I read Northern Lights and The Subtle Knife with a couple of books gap in 2014, and I was thinking to just write about them altogether once I finished the series. But lo and behold, I only managed to read The Amber Spyglass recently, in the beginning of 2016! Why did it take me so long? I have no idea. But I’m happy to finally finish them, as a new TV series is in the making. About time! I always wonder why they never continued making the films, and stopped at Golden Compass (the other publication name for Northern Lights). People say it’s because the controversial nature of the books – the whole war against “god”. After reading book 3 in particular, I can see how it could ruffle lots of people’s feathers. Take this example:
“Well, where is God, if he’s alive? And why doesn’t he speak any more? At the beginning of the world, God walked in the garden and spoke with Adam and Eve. Then he began to withdraw, and Moses only heard his voice. Later, in the time of Daniel, he was aged – he was the Ancient of Days. Where is he now? Is he still alive, at some inconceivable age, decrepit and demented, unable to think or act or speak and unable to die, a rotten hulk? And if that is his condition, wouldn’t it be the most merciful thing, the truest proof of our love for God, to seek him out and give him the gift of death?”
So the books definitely managed to be daring. I’m not religious so nothing here offends me. What I was looking for was a story that I could love. I don’t read many books in the same genre as adult, so I could only compare the series with Harry Potter.
I liked Harry Potter series more. I loved the daemon concept in His Dark Materials – how every individual has an animal shape alter-ego following them everywhere (mine would be a cat, hah), but the world building wasn’t as expansive and believable in my opinion. I kept doubting the decisions of the plot, characters and their motives at various points in the book. There were plot holes, or what seemed like ones. There are many worlds in this book. At certain points it is extremely difficult to jump between worlds, and at others it is skimmed over, and make you think: Wait, how did they..?
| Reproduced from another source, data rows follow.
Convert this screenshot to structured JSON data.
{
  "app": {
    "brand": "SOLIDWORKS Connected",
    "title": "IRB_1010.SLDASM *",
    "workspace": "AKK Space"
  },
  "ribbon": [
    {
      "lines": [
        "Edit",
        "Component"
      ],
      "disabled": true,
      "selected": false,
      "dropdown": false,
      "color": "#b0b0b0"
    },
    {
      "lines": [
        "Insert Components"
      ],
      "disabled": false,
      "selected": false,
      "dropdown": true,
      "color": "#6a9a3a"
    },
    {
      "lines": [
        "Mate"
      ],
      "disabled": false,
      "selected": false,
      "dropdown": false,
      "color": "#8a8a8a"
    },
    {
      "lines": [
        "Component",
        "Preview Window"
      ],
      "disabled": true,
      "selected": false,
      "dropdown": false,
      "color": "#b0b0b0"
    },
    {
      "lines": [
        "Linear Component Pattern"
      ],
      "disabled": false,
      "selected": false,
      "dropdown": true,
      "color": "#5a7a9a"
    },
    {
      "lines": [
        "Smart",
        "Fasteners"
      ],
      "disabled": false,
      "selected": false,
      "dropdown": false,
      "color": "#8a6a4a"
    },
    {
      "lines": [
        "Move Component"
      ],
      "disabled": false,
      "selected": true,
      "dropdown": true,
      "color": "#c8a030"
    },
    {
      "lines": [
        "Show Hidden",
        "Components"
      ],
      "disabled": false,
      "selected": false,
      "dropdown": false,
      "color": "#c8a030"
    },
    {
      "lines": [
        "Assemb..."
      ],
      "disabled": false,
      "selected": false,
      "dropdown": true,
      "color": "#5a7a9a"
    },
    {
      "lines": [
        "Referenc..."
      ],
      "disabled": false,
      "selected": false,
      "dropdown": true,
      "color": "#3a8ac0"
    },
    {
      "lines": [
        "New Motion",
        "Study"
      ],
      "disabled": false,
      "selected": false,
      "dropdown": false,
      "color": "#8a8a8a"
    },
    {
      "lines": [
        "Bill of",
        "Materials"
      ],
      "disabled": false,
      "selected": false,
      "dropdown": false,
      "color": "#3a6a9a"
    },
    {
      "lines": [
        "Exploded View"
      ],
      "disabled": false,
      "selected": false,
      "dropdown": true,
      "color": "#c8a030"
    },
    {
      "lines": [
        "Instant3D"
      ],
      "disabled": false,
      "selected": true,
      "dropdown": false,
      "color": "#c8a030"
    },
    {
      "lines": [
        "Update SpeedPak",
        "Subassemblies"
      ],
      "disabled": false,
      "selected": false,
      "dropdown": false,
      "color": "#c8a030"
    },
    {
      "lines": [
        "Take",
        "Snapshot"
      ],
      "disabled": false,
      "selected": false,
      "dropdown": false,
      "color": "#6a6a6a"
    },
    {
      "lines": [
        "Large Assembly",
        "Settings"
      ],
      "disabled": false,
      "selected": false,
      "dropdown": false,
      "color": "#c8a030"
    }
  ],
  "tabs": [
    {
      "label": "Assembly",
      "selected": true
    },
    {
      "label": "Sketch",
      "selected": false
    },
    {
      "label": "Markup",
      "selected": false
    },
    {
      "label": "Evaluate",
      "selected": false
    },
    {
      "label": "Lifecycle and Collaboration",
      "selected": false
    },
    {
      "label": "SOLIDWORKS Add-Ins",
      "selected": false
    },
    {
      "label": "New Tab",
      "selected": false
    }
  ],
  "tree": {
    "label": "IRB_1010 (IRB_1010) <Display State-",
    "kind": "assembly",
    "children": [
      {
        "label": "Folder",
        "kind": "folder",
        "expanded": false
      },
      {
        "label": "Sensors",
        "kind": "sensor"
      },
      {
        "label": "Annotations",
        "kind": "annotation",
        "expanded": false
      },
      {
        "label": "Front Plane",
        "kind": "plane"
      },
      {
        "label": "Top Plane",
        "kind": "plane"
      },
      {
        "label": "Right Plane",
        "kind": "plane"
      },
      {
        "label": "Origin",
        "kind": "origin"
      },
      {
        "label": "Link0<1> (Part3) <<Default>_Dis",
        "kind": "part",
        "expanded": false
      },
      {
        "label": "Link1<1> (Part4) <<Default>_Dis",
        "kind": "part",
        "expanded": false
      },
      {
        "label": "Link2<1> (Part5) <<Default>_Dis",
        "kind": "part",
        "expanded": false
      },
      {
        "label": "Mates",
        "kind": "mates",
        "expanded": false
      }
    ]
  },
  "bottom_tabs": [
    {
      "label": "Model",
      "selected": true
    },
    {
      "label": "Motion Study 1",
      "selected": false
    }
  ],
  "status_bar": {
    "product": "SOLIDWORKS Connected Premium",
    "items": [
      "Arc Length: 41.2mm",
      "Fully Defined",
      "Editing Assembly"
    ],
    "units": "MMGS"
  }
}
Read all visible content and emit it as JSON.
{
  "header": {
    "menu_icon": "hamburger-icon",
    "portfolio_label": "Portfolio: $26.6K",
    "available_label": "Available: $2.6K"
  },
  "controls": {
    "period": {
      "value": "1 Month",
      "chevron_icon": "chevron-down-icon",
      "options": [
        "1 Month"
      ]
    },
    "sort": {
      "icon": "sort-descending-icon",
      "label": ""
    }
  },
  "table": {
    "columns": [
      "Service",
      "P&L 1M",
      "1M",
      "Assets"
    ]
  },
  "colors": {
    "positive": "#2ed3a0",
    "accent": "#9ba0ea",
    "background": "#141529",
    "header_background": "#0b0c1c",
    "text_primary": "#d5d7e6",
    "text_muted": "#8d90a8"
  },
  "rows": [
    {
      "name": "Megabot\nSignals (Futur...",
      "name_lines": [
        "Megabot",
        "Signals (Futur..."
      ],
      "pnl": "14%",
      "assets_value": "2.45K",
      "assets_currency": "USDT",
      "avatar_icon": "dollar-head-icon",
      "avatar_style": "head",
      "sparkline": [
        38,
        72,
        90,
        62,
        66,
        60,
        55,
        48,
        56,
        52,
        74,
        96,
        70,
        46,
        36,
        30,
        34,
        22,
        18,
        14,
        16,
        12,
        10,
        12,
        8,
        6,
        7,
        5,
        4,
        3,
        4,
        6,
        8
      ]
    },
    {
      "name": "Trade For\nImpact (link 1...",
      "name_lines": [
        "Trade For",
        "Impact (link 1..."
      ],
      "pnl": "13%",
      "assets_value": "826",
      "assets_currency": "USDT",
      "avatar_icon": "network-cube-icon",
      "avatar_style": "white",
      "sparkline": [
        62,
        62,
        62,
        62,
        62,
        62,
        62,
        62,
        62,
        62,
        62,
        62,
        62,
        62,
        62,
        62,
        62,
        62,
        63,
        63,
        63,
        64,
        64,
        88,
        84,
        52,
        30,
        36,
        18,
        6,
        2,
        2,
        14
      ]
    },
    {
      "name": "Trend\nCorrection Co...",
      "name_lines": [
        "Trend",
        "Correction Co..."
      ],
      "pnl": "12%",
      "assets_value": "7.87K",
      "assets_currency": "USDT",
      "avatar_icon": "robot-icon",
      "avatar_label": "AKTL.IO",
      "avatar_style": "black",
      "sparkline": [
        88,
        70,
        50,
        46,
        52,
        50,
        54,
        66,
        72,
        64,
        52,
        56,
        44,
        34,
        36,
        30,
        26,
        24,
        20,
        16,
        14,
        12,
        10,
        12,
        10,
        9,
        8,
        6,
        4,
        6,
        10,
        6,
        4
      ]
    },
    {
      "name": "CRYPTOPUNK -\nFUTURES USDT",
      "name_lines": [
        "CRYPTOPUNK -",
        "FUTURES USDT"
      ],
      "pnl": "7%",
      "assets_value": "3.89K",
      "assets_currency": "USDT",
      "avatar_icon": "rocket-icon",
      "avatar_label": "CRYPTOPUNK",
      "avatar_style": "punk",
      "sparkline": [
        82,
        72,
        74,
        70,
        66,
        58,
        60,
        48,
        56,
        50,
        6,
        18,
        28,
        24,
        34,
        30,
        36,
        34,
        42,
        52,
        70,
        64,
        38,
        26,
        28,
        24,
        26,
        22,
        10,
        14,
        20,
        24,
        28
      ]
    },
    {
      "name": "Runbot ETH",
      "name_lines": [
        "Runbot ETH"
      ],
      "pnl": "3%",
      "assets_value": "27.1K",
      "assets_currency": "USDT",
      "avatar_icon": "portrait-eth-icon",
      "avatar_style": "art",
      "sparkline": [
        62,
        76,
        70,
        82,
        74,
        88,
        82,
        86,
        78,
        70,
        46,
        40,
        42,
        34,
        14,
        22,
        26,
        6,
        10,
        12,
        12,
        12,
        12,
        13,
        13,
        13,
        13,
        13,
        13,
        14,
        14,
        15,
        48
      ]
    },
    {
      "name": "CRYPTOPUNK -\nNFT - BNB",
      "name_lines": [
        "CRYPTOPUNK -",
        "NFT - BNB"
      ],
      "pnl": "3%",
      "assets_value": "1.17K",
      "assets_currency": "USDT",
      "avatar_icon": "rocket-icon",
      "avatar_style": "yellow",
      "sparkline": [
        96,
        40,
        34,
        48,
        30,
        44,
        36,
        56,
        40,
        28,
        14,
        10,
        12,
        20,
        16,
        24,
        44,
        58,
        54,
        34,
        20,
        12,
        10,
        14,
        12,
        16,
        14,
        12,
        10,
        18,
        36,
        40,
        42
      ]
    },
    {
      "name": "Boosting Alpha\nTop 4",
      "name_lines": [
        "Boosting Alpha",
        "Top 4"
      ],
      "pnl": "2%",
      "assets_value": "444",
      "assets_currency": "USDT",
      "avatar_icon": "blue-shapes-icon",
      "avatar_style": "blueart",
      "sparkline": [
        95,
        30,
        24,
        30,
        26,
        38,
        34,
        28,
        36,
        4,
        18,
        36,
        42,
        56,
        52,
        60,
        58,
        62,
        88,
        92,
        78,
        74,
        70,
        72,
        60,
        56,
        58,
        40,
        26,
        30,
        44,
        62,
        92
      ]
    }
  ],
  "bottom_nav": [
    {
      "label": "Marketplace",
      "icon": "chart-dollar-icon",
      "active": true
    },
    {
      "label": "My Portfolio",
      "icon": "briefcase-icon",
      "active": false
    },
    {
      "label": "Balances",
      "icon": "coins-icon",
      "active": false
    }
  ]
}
I am also not a huge fan of the two main characters: Lyra and Will. I like how Pullman made an effort to create 2 very strong young characters, and I could see how they may appeal to a lot of people, but to me they are almost too strong – to the point of being unsympathetic. It doesn’t help that I could not connect with Lyra in particular, as the female character. Her power and strength is… LYING. She lies so well that she’s named Lyra Silvertongue by another character in the book. I don’t like lying, and I can’t see lying as any kind of virtue in real life or fiction.
A big point of the books is separation between young persons and their adult caretakers. There are sort of rites of passage where you have to choose to leave everything behind, including your parents, and live your own life. Again I can see how this could be appealing to many people, but it didn’t sit quite right with me. It seemed a bit heartless to not care very much about your parents.
Mee’s rating: 4/5 – I’m giving the books 4 stars for being a readable yarn. I don’t read many series, so reading 3 books in a series for me is something. It’s a pretty fun read, but my heart didn’t fall hard for this tale and characters. For a book to get to that next level it needs to touch me emotionally, and this one didn’t.